His words are thrown into sharp relief through figures cited by Palitha Ekanayake, a former director general of the country’s Ministry of Rural Economy.
“In 2010, foreign debt was 36% of the GDP (gross domestic product),” Ekanayake told the Post. “By the end of 2013, it was about 65%, and is estimated to rise to 94% this year.”
Karunanayake has even gone to the extent of promising “no questions asked” while calling for his compatriots with Swiss bank accounts to move their money back into the country, as he tries to shore up foreign reserves before presenting a crucial budget.
Sri Lanka’s eagerness to re-engage with China is also illustrated by the fact that Karunanayake’s comments coincided with a statement by one of its top defense officials, saying an unofficial suspension of Chinese naval ships docking on Sri Lankan shores — another reported allowance by the previous government that caused India greater alarm than any economic activity — could potentially be reconsidered.

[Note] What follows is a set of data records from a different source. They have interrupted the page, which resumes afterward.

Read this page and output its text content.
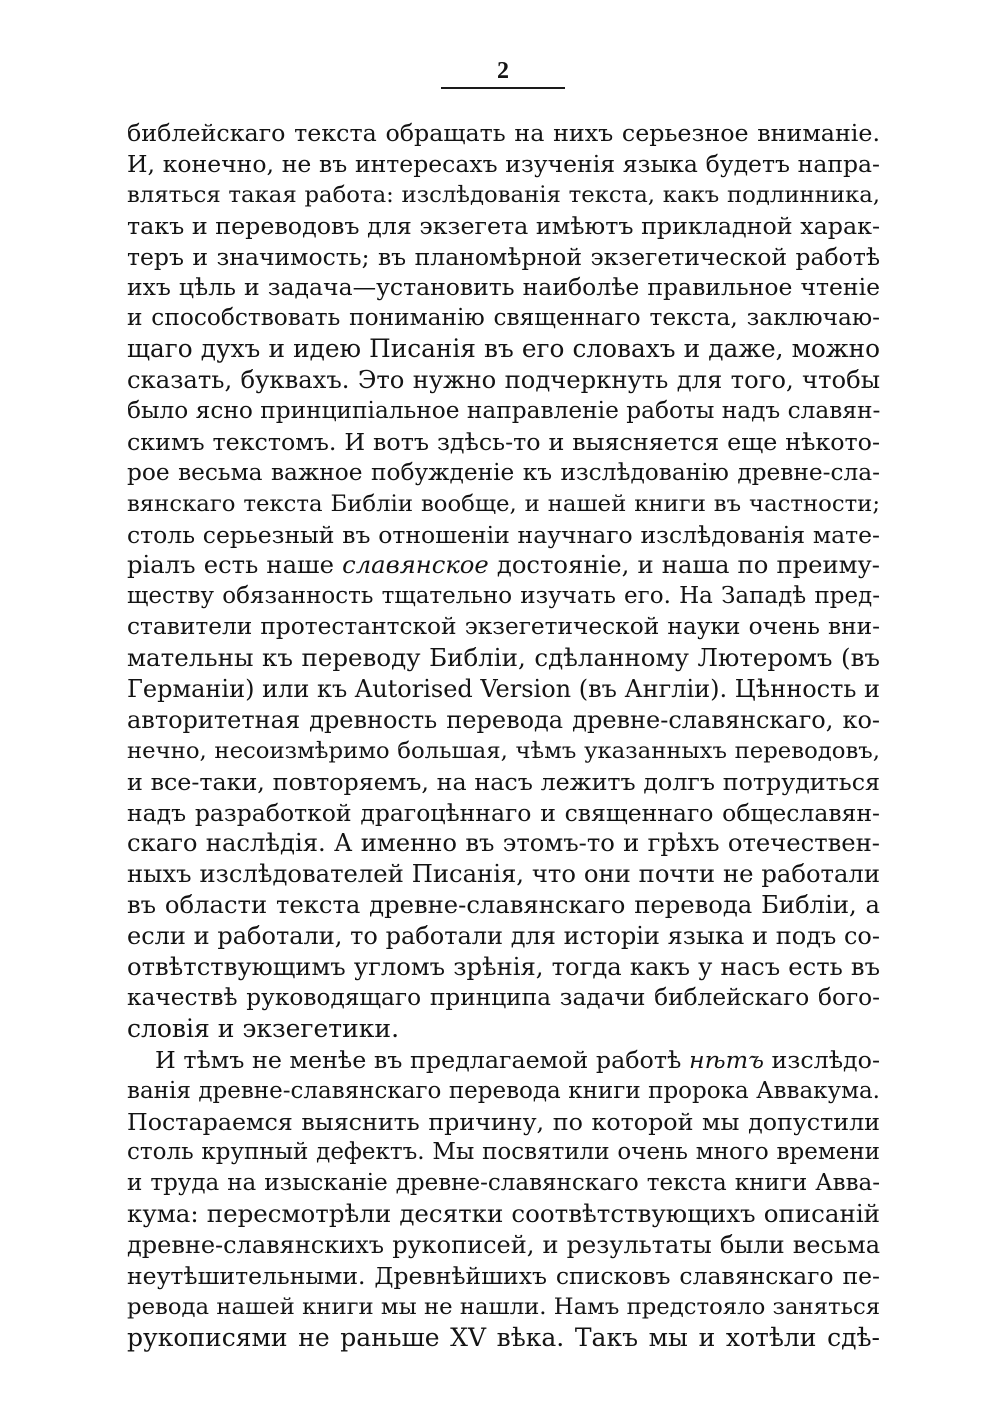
2
библейскаго текста обращать на нихъ серьезное вниманіе.
И, конечно, не въ интересахъ изученія языка будетъ напра-
вляться такая работа: изслѣдованія текста, какъ подлинника,
такъ и переводовъ для экзегета имѣютъ прикладной харак-
теръ и значимость; въ планомѣрной экзегетической работѣ
ихъ цѣль и задача—установить наиболѣе правильное чтеніе
и способствовать пониманію священнаго текста, заключаю-
щаго духъ и идею Писанія въ его словахъ и даже, можно
сказать, буквахъ. Это нужно подчеркнуть для того, чтобы
было ясно принципіальное направленіе работы надъ славян-
скимъ текстомъ. И вотъ здѣсь-то и выясняется еще нѣкото-
рое весьма важное побужденіе къ изслѣдованію древне-сла-
вянскаго текста Библіи вообще, и нашей книги въ частности;
столь серьезный въ отношеніи научнаго изслѣдованія мате-
ріалъ есть наше славянское достояніе, и наша по преиму-
ществу обязанность тщательно изучать его. На Западѣ пред-
ставители протестантской экзегетической науки очень вни-
мательны къ переводу Библіи, сдѣланному Лютеромъ (въ
Германіи) или къ Autorised Version (въ Англіи). Цѣнность и
авторитетная древность перевода древне-славянскаго, ко-
нечно, несоизмѣримо большая, чѣмъ указанныхъ переводовъ,
и все-таки, повторяемъ, на насъ лежитъ долгъ потрудиться
надъ разработкой драгоцѣннаго и священнаго общеславян-
скаго наслѣдія. А именно въ этомъ-то и грѣхъ отечествен-
ныхъ изслѣдователей Писанія, что они почти не работали
въ области текста древне-славянскаго перевода Библіи, а
если и работали, то работали для исторіи языка и подъ со-
отвѣтствующимъ угломъ зрѣнія, тогда какъ у насъ есть въ
качествѣ руководящаго принципа задачи библейскаго бого-
словія и экзегетики.
И тѣмъ не менѣе въ предлагаемой работѣ нѣтъ изслѣдо-
ванія древне-славянскаго перевода книги пророка Аввакума.
Постараемся выяснить причину, по которой мы допустили
столь крупный дефектъ. Мы посвятили очень много времени
и труда на изысканіе древне-славянскаго текста книги Авва-
кума: пересмотрѣли десятки соотвѣтствующихъ описаній
древне-славянскихъ рукописей, и результаты были весьма
неутѣшительными. Древнѣйшихъ списковъ славянскаго пе-
ревода нашей книги мы не нашли. Намъ предстояло заняться
рукописями не раньше XV вѣка. Такъ мы и хотѣли сдѣ-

The country’s recently appointed Defense Secretary, Karunasena Hettiarachchi, told Reuters on a visit to the Chinese capital that he would give “due consideration” to requests for Chinese ships to stop over.
Karunanayake, meanwhile, reiterated the rapidly growing Asian superpower’s status as a key stakeholder in Sri Lanka’s faltering economy.
“We are serious about putting our relationship [with China] on the right path and mending the pathetic finances we have inherited from a corrupt regime,” he said.